Add support for Pythonbrew to bash by adding the following to the end of your ~/.bashrc

Follow this guide if you want to make your .bashrc modular.

#-------------------------------------------------------------
# Python definitions
#-------------------------------------------------------------

# Pythonbrew
# add pythonbrew support
if [[ -s $HOME/.pythonbrew/etc/bashrc ]]; then
source $HOME/.pythonbrew/etc/bashrc
fi

Add virtualenvwrapper support to ~/.bashrc


#-------------------------------------------------------------
# Python definitions
#-------------------------------------------------------------

# Virtualenvwrapper
# virtualenv wrapper support
export WORKON_HOME=~/Workspace/VirtualEnvs

if [[ -s /usr/local/bin/virtualenvwrapper.sh ]]; then
source /usr/local/bin/virtualenvwrapper.sh
fi

# PIP
# tell pip to only install inside virtualenvs
export PIP_REQUIRE_VIRTUALENV=true

# make pip use the virtualenv dir
export PIP_VIRTUALENV_BASE=$WORKON_HOME

# add pip bash completion
# use eval to avoid the error "Could not find an activated virtualenv (required)."
eval `pip completion --bash`

Close the terminal and re-open it to reload your .bashrc.
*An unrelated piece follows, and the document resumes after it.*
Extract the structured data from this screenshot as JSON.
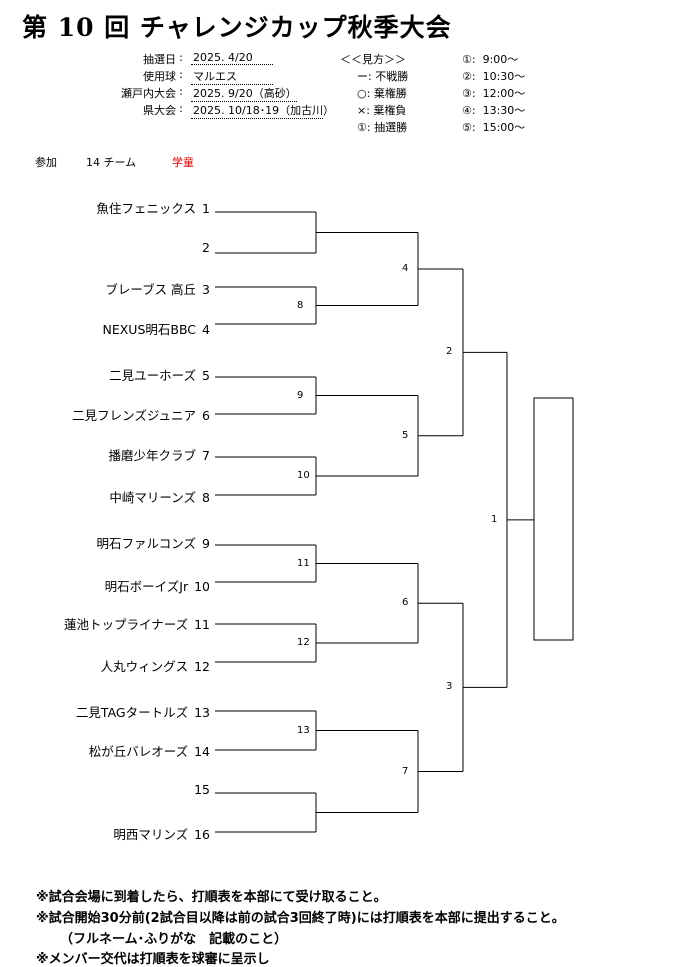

When creating Virtualenv environments, virtualenv will use the currently set Python install.

If you wish to use a Python install other than the current system install, run the following command before running mkvirtualenv.


pythonbrew use <VERSION>

Note: I’ve found that virtualenvwrapper has stopped obeying this. To force virtualenvwrapper to install a specific version, do the following.

pythonbrew use <VERSION>
MY_PYTHON="$(command which python)"
mkvirtualenv -p $MY_PYTHON <NAME>

Some basic Virtualenvwrapper commands:

  • mkvirtualenv PROJECTNAME – create a new virtualenv project.
  • workon PROJECTNAME – enter the virtualenv for the project.
  • deactivate – stop working on the current virtualenv project.
  • cdvirtualenv – change to the directory of the current virtualenv project.

If you need to add environment variables to your project, edit the ‘bin/postactivate’ file inside the virtualenv directory. This file is executed when the ‘workon’ command is run and can be used to add more paths to $PYTHONHOME and other useful commands.